Lawyers fail in attempts to stop deportations, as MPs, human rights groups and lawyers condemn the removal of failed asylum seekers to Sri Lanka.
The deportation of failed asylum-seekers from Sri Lanka, most of them Tamils, the day after Prime Minister David Cameron told MPs that “the Sri Lankan government does need to be investigated” has outraged human rights groups, lawyers and parliamentarians.
The Medical Foundation, which cares for victims of torture, a large number of whom are Sri Lankan Tamils, said: “The survivors we work with have fled the most unimaginable horror in Sri Lanka. They are at serious risk of their trauma being compounded if they are returned to the very state responsible for their torture.”
Tonight, Channel 4 News has learned, from a source inside Sri Lanka’s Criminal Investigation Department at Katunayake Airport in Colombo, that 42 failed asylum seekers arrived on the flight – a far higher number than had been previously thought. A total of 54 Sri Lankans were deported, but the remaining 12 were deported for overstaying their visas.
It is still unclear exactly how many Sri Lankan nationals won last-minute deferrals. Some removals were prevented by orders from the High Court and at least one was stopped by an injunction from the European Court of Human Rights.
The Labour MP Siobhain McDonagh, who yesterday told parliament that by going through with the removal flight “we might as well paint targets on their backs,” told Channel 4 News today that “it’s like we are closing our eyes and pretending it’s not happening”.
“I am shocked,” she said. “Clearly they were just so resolute in their intention to remove them. When they landed, Sri Lankan CID was there, but there was not a single representative from the British High Commission.”
Amnesty International and Human Rights Watch had urged the UK government not to remove the Sri Lankans, most of whom were thought to be Tamils.
Yolanda Foster, from Amnesty International, said: “Nobody should be deported from the UK if they are at risk of torture.
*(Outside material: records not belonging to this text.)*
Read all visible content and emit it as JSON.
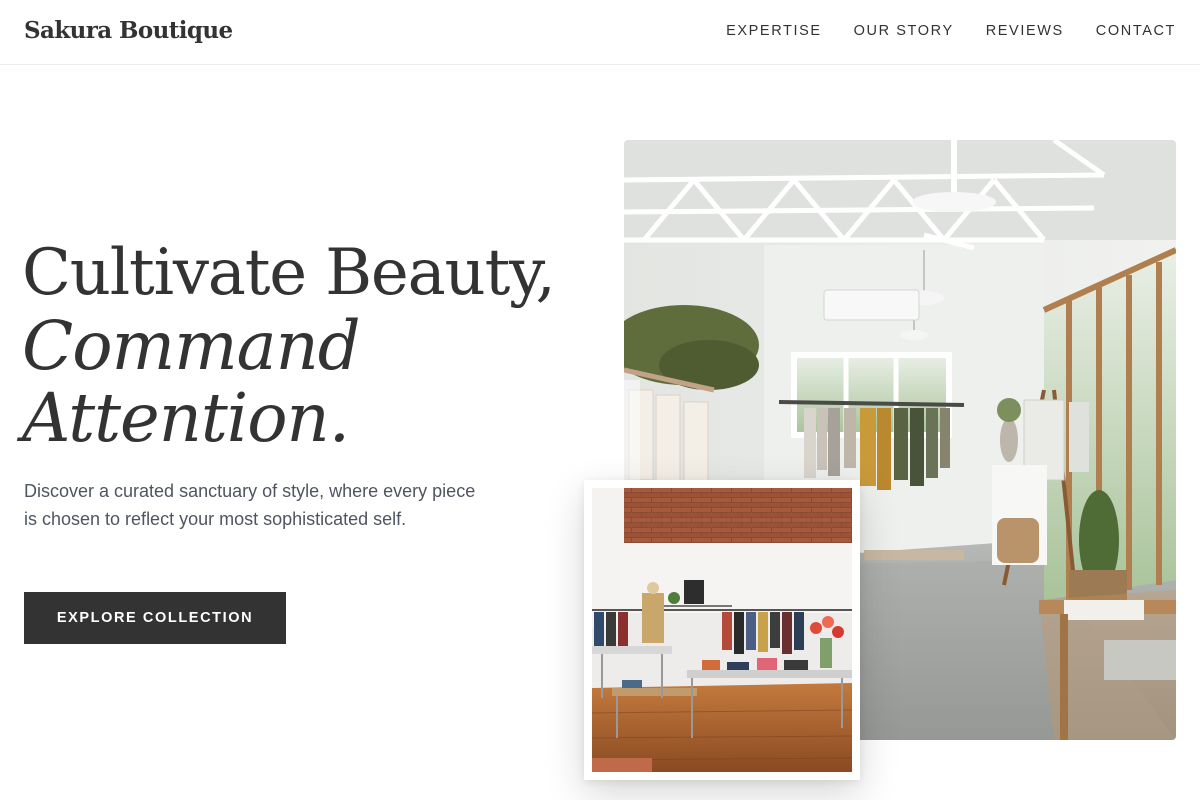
{
  "header": {
    "brand": "Sakura Boutique",
    "nav": [
      "EXPERTISE",
      "OUR STORY",
      "REVIEWS",
      "CONTACT"
    ]
  },
  "hero": {
    "title_line1": "Cultivate Beauty,",
    "title_line2": "Command",
    "title_line3": "Attention.",
    "description": "Discover a curated sanctuary of style, where every piece is chosen to reflect your most sophisticated self.",
    "cta_label": "EXPLORE COLLECTION"
  },
  "colors": {
    "text": "#333333",
    "muted_text": "#4f5560",
    "button_bg": "#333333",
    "button_text": "#ffffff",
    "background": "#ffffff"
  }
}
We are aware of cases of returned asylum seekers being tortured.”
The Hong Kong-based Asian Human Rights Commission has today published a report detailing 323 cases of individuals allegedly tortured while in police custody in Sri Lanka.
A number of appeals for judicial review and injunctions were launched by lawyers acting for the failed asylum seekers after claims that a number of those due to have been deported had had evidence, which could leave them subject to interrogation, passed by the UK Border Agency to the Sri Lankan authorities in Britain.
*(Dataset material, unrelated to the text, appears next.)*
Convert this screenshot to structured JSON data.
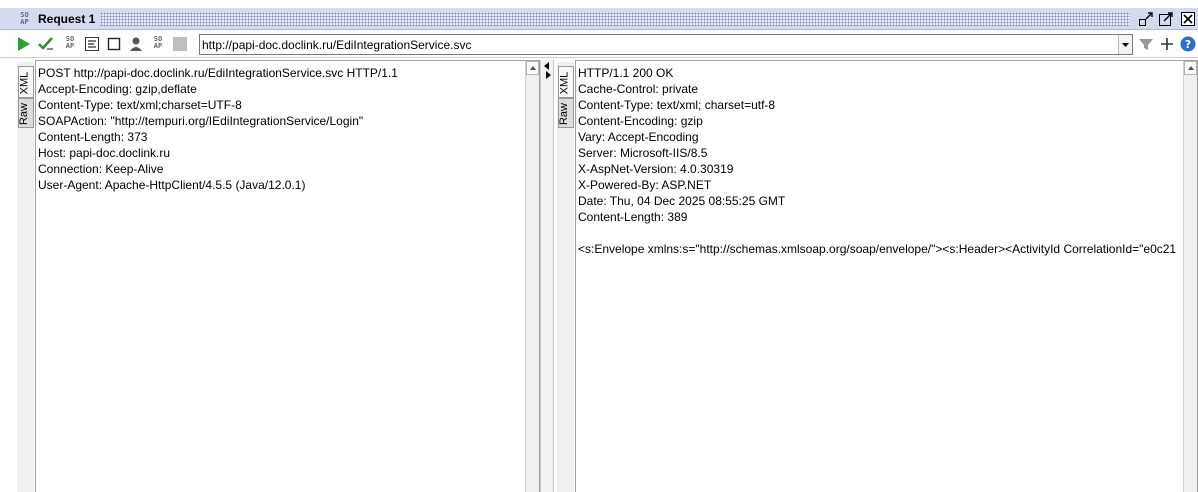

Karim Assaad, of Ravi Solicitors, who succeeded in winning a stay for one of his clients, said what had happened “has left the world asking: What will it take for the UK Government to finally admit that their direct actions have placed those deported at significant risk of their lives on return to Sri Lanka?”
Watch "Sri Lanka's Killing Fields", presented by Jon Snow
Three of those whom the government had sought to deport yesterday claimed to have received death threats by telephone in the hours before their planned departure.
One of them was a man whom the British government attempted to deport despite acknowledging that just hours earlier, he had tried to hang himself, fearing he would be tortured and murdered were he to be deported.
The 31-year-old man, Nagendrarajah Suthakaran (pictured above), was among a handful reprieved by a last-minute High Court order, and removed from the chartered aircraft just before take-off from Gatwick Airport last night. He is understood to be recovering in Harmondsworth Immigration Removal Centre near Heathrow.
"I tried to die. That was better for me. But then I found that I was being revived so that I can be killed by torture in Sri Lanka. I don't feel any animosity towards anyone but I cannot understand why the British authorities saved my life only to send me back to where I would be killed."
Read more in Jonathan Millers exclusive interview with Nagendrarajah Suthakaran
One of those who was deported is a man who possesses documentation from the International Committee of the Red Cross stating that the ICRC visited him in detention on three occasions in Sri Lanka in the past.
Medical reports he obtained in the UK state that marks on his body are highly corroborative of his claims to have been tortured. He is understood to have absconded while on bail, having been accused of having links to the Liberation Tigers of Tamil Eelam.
In Home Office country guidance on Sri Lanka, scarring and past attempts to have sought asylum abroad are recognised to increase the personal security risks faced by those returned to their homeland.
I spoke to the man several times on the telephone from his detention centre prior to his removal. We have chosen not to reveal his name. Jan Doerfel, the barrister acting for him in the UK, said:
“I feel that the legal process has let him down. I am seriously concerned about his safety in Sri Lanka. He had very strong evidence that he had been tortured in the past and incontrovertible evidence that he had been detained in Sri Lanka, and visited by the ICRC.”
Channel 4 News has learned that the Sri Lankan government, which took statements from the returnees at the headquarters of the Criminal Investigations Department in Colombo on arrival has now released them. We have been unable to determine whether any organisation is currently monitoring the fate of the returnees.
On Tuesday, the Home Office released a statement to Channel 4 News saying: “Returns to Sri Lanka will only be undertaken if we are satisfied that the individual has no protection needs. The improving political and security situation in Sri Lanka has meant it is safe to remove people there.”